If it is difficult to be the son of an outstanding father, Randolph Frederick Edward Spencer Churchill had one of the most difficult roles in history. Born in 1911 in the year his father, Winston Churchill, became First Lord of the Admiralty, Randolph keenly felt the overpowering effects of his father’s greatness. “When you are living under the shadow of a great oak tree,” he once reflected, “the small sapling does not perhaps receive enough sunshine.” Last week, at 57 still in the shadow, Randolph Churchill died.

From his early childhood, Randolph felt compelled to emulate his towering father. After undistinguished years at Eton and Oxford, he followed his father’s early example by popping off to the U.S. for a lecture tour. One subject: “Why I Am Not a Socialist.” American audiences loved him, but Britons turned him down when he ran for Parliament. In fact, he lost three successive campaigns for a seat until he finally sneaked into Parliament for a brief stay in 1940 after winning an unopposed by-election. “I like Randolph,” purred Noel Coward. “He is so unspoiled by his great failure.”
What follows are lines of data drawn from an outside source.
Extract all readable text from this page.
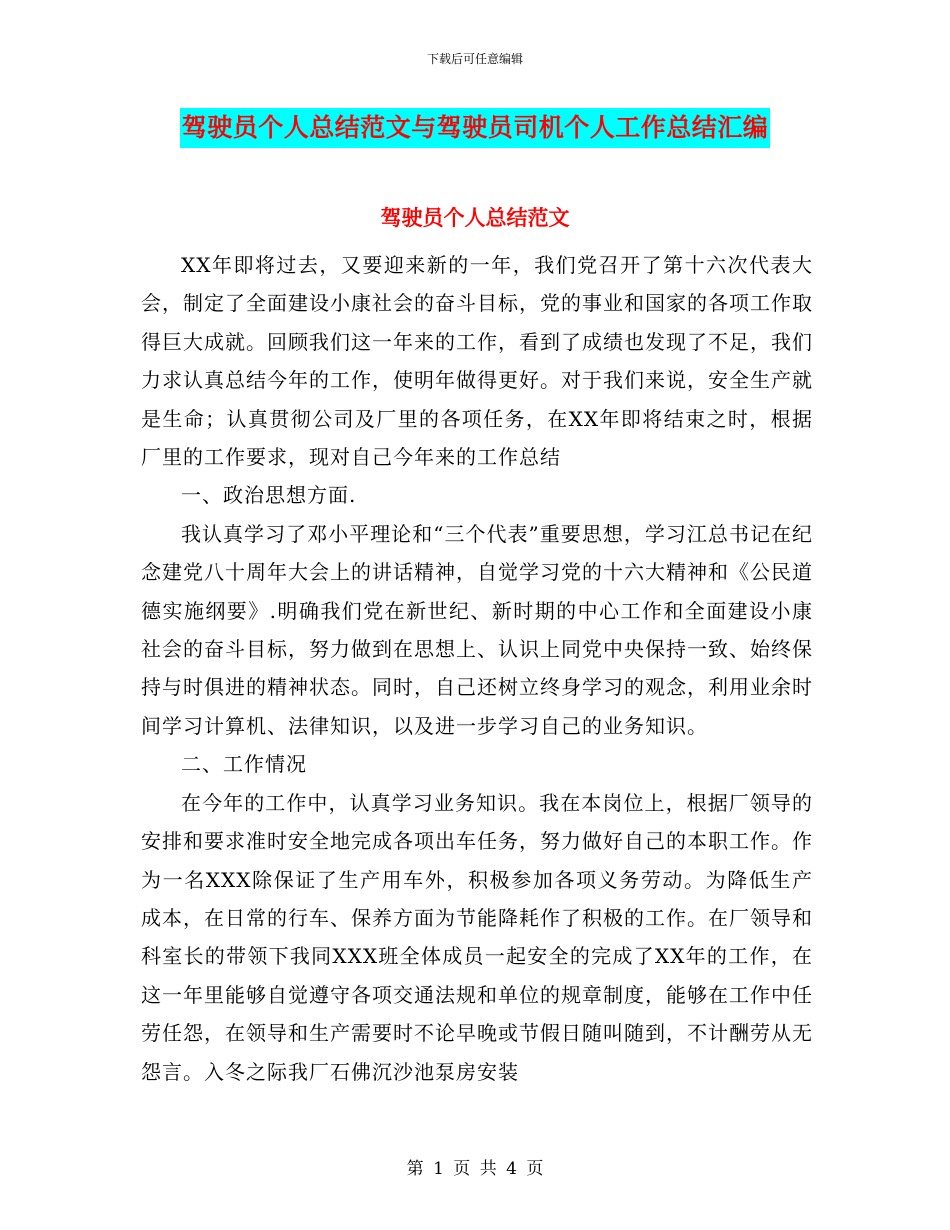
下载后可任意编辑
驾驶员个人总结范文与驾驶员司机个人工作总结汇编
驾驶员个人总结范文

XX年即将过去，又要迎来新的一年，我们党召开了第十六次代表大会，制定了全面建设小康社会的奋斗目标，党的事业和国家的各项工作取得巨大成就。回顾我们这一年来的工作，看到了成绩也发现了不足，我们力求认真总结今年的工作，使明年做得更好。对于我们来说，安全生产就是生命；认真贯彻公司及厂里的各项任务，在XX年即将结束之时，根据厂里的工作要求，现对自己今年来的工作总结

一、政治思想方面.

我认真学习了邓小平理论和“三个代表”重要思想，学习江总书记在纪念建党八十周年大会上的讲话精神，自觉学习党的十六大精神和《公民道德实施纲要》.明确我们党在新世纪、新时期的中心工作和全面建设小康社会的奋斗目标，努力做到在思想上、认识上同党中央保持一致、始终保持与时俱进的精神状态。同时，自己还树立终身学习的观念，利用业余时间学习计算机、法律知识，以及进一步学习自己的业务知识。

二、工作情况

在今年的工作中，认真学习业务知识。我在本岗位上，根据厂领导的安排和要求准时安全地完成各项出车任务，努力做好自己的本职工作。作为一名XXX除保证了生产用车外，积极参加各项义务劳动。为降低生产成本，在日常的行车、保养方面为节能降耗作了积极的工作。在厂领导和科室长的带领下我同XXX班全体成员一起安全的完成了XX年的工作，在这一年里能够自觉遵守各项交通法规和单位的规章制度，能够在工作中任劳任怨，在领导和生产需要时不论早晚或节假日随叫随到，不计酬劳从无怨言。入冬之际我厂石佛沉沙池泵房安装

第 1 页 共 4 页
Dangerously Overinflated. Randolph’s finest hour came at the same time as his father’s—during World War II. Displaying what one of his commanders called “foolish courage,” Randolph volunteered for a commando raid hundreds of miles behind enemy lines in North Africa. Then in 1943, defying capture by the Germans, he slipped several times by boat and parachute into enemy-occupied Yugoslavia, where he served as his father’s personal envoy to Marshal Tito’s partisan bands—a service that made him a Member of the Order of the British Empire, the country’s oft-awarded distinction for merit.
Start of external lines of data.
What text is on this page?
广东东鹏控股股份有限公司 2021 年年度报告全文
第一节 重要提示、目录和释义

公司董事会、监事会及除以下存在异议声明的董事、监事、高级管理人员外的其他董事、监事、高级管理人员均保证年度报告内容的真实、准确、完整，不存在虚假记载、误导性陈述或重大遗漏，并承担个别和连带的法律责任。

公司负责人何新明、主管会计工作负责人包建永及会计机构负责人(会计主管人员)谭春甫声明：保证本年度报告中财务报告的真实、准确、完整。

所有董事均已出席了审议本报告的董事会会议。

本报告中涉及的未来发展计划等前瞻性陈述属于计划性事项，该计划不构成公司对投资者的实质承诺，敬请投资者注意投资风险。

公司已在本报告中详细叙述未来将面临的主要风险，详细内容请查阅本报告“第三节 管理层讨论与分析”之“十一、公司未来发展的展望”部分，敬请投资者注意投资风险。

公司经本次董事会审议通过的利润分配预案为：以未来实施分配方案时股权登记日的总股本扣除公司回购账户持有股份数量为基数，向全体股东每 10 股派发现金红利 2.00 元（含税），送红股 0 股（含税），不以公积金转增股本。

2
After the war, Randolph developed into a cantankerous, litigious gadfly who showed Churchillian propensities for good drink and ridicule, but lacked his father’s offsetting attributes of literary genius and intellectual brilliance. He failed in three more attempts to win a seat in Parliament, cranked out nine undistinguished books, and wrote numerous newspaper columns in which he vented his wrath on Americans, British politicians and the Fleet Street press lords. “I’m a naughty tease,” he explained. “I like to attack rich and powerful people.” The London Observer mused that he was “dangerously over-inflated with hot air, bursting with ruderies, strained around the seams, self-sealing against the tin-tacks of opposition and criticism.”

Trouble & Tragedy. Following his father’s death in 1965, Randolph mellowed markedly. Dropping out of the public eye, he turned to a new task; writing a five-volume biography of Sir Winston’s life. “I’ve wasted a lot of my life,” he conceded. “Now there’s a satisfactory conclusion—good solid work to do.” He had finished two of the volumes, both of which won critical acclaim, and was at work on the third when he died of congestive cardiac failure.

Though Randolph ultimately accommodated himself to life in the shadow, the Churchill family has had more than its share of trouble and tragedy. Only his youngest sister Mary, now 46, who is married to Britain’s Ambassador-designate to France Christopher Soames and is the mother of five children, has managed to live a normal life. Randolph’s second-youngest sister, Marigold died in infancy in 1921. His sister Sarah, three years his junior, is afflicted by the “deep belief that I was an accident” and has frequently been arrested for drunkenness and disorderly conduct. His eldest sister Diana, who was married for 25 years to onetime Tory Defense Secretary Duncan Sandys, committed suicide in 1963—a death that stunned Britain, especially since she was active at the time in a London group known as Samaritans, a sort of suicide-rescue corps that attempted to head off suicides before they happened.